Personal details
- Born: February 2, 1992 (age 34) Tomsk, Russia
- Party: Progress Party (since 2013)
- Alma mater: Tomsk State University
- Occupation: Politician, opposition activist
- Known for: Regional coordinator of Alexei Navalny's headquarters in Tomsk; member of the Tomsk City Duma (2020–2024)

= Ksenia Fadeeva =

Russian opposition politician

Ksenia Fadeeva (Ксения Владиславовна Фадеева) is a Russian opposition politician, former regional coordinator of Alexei Navalny Headquarters in Tomsk.

==Early life and education==

Fadeeva graduated from the Faculty of International Law of Tomsk State University in 2014. During her student years, she actively participated in pickets and rallies, and was repeatedly detained and find for voicing her opinions. In 2015, she became the regional coordinator of the Golos movement.

==Career==
In 2020, she won at the local elections and was elected to the Tomsk city council.

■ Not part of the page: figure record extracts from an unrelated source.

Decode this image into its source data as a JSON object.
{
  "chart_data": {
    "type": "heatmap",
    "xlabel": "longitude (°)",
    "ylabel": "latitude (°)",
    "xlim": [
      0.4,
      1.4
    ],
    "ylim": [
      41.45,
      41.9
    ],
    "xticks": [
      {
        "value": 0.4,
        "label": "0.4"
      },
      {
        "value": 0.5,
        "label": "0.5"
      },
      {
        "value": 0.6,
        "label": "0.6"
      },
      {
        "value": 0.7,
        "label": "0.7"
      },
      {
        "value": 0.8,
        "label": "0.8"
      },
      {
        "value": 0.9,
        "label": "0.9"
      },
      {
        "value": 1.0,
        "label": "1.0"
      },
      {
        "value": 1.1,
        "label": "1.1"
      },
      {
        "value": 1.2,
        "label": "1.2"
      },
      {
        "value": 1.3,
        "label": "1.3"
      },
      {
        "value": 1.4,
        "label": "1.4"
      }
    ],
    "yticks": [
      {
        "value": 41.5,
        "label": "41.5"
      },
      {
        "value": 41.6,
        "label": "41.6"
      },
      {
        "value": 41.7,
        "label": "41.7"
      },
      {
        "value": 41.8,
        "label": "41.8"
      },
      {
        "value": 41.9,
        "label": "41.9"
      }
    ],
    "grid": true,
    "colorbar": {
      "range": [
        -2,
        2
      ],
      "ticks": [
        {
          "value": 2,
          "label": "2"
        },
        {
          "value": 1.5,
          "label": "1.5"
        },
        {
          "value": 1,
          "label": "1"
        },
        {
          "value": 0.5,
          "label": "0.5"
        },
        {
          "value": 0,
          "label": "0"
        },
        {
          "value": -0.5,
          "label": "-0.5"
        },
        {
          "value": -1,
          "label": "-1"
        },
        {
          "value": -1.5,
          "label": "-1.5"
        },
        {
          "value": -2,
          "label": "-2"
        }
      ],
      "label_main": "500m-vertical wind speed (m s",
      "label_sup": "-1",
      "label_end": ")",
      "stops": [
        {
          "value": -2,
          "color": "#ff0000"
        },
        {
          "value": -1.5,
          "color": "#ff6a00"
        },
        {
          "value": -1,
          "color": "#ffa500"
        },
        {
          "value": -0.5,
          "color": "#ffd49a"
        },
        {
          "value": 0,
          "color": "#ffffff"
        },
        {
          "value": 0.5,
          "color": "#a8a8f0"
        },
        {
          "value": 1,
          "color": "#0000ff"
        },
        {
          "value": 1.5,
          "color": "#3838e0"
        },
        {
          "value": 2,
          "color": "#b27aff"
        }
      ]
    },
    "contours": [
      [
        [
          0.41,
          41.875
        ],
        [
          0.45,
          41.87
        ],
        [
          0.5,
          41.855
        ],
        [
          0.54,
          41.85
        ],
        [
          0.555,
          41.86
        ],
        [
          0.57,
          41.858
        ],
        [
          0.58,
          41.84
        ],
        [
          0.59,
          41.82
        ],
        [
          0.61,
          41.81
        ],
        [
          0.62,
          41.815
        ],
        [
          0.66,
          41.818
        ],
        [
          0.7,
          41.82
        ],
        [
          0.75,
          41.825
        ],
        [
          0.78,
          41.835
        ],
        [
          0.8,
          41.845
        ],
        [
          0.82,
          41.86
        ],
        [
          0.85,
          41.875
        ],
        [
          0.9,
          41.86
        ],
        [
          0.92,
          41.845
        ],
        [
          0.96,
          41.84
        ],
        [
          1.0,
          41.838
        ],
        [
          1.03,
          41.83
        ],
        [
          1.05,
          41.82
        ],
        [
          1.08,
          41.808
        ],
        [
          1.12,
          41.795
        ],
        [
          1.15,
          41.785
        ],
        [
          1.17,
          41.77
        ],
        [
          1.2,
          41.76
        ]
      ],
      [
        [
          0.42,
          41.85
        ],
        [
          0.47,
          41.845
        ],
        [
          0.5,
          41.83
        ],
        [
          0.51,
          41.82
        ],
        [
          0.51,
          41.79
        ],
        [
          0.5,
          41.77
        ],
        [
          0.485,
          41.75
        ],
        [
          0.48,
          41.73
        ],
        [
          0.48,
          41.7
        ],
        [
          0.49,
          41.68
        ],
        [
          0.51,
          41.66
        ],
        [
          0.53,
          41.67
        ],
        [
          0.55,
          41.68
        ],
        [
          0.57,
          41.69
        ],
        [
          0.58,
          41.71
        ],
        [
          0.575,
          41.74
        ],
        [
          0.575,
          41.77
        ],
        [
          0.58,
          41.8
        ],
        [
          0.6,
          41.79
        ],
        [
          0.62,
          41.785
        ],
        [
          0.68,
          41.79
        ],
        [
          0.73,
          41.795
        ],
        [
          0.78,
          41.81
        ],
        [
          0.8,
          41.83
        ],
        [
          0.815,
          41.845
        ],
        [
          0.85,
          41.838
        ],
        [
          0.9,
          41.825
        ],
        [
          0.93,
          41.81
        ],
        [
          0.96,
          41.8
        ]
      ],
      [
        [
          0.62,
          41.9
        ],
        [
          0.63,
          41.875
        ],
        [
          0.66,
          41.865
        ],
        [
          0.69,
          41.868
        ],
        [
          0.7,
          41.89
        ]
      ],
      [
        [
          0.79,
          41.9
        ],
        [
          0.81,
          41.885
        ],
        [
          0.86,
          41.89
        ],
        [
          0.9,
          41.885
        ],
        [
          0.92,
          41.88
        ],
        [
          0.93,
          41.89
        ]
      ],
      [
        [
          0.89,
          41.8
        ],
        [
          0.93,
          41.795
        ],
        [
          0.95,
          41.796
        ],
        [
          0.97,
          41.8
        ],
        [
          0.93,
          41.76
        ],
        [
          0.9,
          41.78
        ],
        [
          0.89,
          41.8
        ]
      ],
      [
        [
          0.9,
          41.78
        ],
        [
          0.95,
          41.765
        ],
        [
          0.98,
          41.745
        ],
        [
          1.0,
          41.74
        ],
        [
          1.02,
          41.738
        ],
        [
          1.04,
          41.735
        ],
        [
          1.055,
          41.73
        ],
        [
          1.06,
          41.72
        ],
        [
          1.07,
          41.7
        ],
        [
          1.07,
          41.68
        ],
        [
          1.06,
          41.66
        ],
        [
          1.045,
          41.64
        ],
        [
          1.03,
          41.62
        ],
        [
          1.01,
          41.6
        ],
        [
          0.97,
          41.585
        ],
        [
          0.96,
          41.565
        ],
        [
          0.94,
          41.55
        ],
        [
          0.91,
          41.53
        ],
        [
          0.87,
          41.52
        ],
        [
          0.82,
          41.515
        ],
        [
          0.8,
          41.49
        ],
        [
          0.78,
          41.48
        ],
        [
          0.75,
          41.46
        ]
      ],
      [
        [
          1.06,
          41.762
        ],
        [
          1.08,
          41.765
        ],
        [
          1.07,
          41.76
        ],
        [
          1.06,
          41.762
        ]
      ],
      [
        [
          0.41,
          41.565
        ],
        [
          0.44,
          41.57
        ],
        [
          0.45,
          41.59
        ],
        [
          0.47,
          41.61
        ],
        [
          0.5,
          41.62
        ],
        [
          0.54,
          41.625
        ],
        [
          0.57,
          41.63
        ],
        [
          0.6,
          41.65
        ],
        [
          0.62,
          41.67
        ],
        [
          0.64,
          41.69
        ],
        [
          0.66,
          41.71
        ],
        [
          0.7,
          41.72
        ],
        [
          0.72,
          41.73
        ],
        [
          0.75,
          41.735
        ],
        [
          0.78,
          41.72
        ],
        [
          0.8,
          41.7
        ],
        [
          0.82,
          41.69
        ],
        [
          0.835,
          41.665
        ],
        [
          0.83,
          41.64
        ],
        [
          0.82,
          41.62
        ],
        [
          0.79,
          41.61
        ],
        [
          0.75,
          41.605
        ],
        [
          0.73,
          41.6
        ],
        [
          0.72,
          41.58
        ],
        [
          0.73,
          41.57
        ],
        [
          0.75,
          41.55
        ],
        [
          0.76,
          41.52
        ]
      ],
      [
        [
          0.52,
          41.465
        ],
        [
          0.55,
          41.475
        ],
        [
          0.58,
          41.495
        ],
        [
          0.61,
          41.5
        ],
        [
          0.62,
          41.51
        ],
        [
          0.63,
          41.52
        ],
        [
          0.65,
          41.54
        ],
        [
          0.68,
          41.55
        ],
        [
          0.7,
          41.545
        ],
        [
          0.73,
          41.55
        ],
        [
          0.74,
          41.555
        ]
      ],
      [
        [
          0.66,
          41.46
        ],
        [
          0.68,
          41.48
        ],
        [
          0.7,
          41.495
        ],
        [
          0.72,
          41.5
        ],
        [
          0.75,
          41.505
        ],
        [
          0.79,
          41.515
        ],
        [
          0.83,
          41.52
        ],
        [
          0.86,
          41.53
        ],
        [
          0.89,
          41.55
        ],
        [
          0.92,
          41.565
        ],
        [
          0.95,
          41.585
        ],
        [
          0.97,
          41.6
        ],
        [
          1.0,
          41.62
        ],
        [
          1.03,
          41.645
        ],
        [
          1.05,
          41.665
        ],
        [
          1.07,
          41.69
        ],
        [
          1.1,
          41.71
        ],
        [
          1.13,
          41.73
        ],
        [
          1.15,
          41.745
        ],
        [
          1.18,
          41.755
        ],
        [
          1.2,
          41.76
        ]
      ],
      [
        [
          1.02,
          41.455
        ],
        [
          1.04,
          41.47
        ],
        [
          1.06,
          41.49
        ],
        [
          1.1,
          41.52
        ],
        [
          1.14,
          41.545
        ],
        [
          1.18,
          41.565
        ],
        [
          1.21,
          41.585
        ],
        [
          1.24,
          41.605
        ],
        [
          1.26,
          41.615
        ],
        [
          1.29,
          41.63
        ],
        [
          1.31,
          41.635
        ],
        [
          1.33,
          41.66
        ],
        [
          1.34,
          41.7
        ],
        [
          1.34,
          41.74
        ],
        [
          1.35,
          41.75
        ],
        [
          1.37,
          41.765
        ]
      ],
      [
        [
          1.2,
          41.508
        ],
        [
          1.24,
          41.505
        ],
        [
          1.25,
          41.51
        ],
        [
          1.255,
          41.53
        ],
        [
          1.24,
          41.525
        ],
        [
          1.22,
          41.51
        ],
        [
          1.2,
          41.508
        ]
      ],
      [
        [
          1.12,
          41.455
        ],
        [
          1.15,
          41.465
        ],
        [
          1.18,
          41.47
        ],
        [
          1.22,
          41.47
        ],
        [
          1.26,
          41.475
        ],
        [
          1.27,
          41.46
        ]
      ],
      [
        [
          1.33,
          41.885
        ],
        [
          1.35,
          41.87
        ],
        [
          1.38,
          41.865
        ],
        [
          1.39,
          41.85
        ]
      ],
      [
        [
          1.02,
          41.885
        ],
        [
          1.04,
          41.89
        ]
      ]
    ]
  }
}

In 2021, when Navalny's Foundation for Fighting Corruption (FBK) was declared an "extremist organization", many of former coordinators and employees of Alexey Navalny’s regional campaign offices faced potential persecution. In late December 2021, Fadeeva's home was searched. By decision of the Kirovsky District Court in Tomsk, Fadeeva was placed under pre-trial restrictions.

On December 29, 2023, after a closed trial Fadeeva was sentenced to 9 years in prison under extremists charges. She was also fined 500,000 rubles ($5,500). The sentence was widely condemned and perceived as politically motivated.

== Release in 2024 prisoner exchange ==
On 1 August 2024, Fadeeva was released as one of 16 prisoners freed by Russia and Belarus in the 2024 Ankara prisoner exchange. The exchange, which took place at Ankara Esenboğa Airport in Turkey, involved 26 individuals in total, including American journalist Evan Gershkovich, former U.S. Marine Paul Whelan, and Russian opposition figures Vladimir Kara-Murza, Ilya Yashin, and Andrei Pivovarov. Fadeeva and the other freed Russian political prisoners were flown to Germany, where they were met by German Chancellor Olaf Scholz at Cologne Bonn Airport. Fadeeva stated publicly that she had not given her consent to the exchange.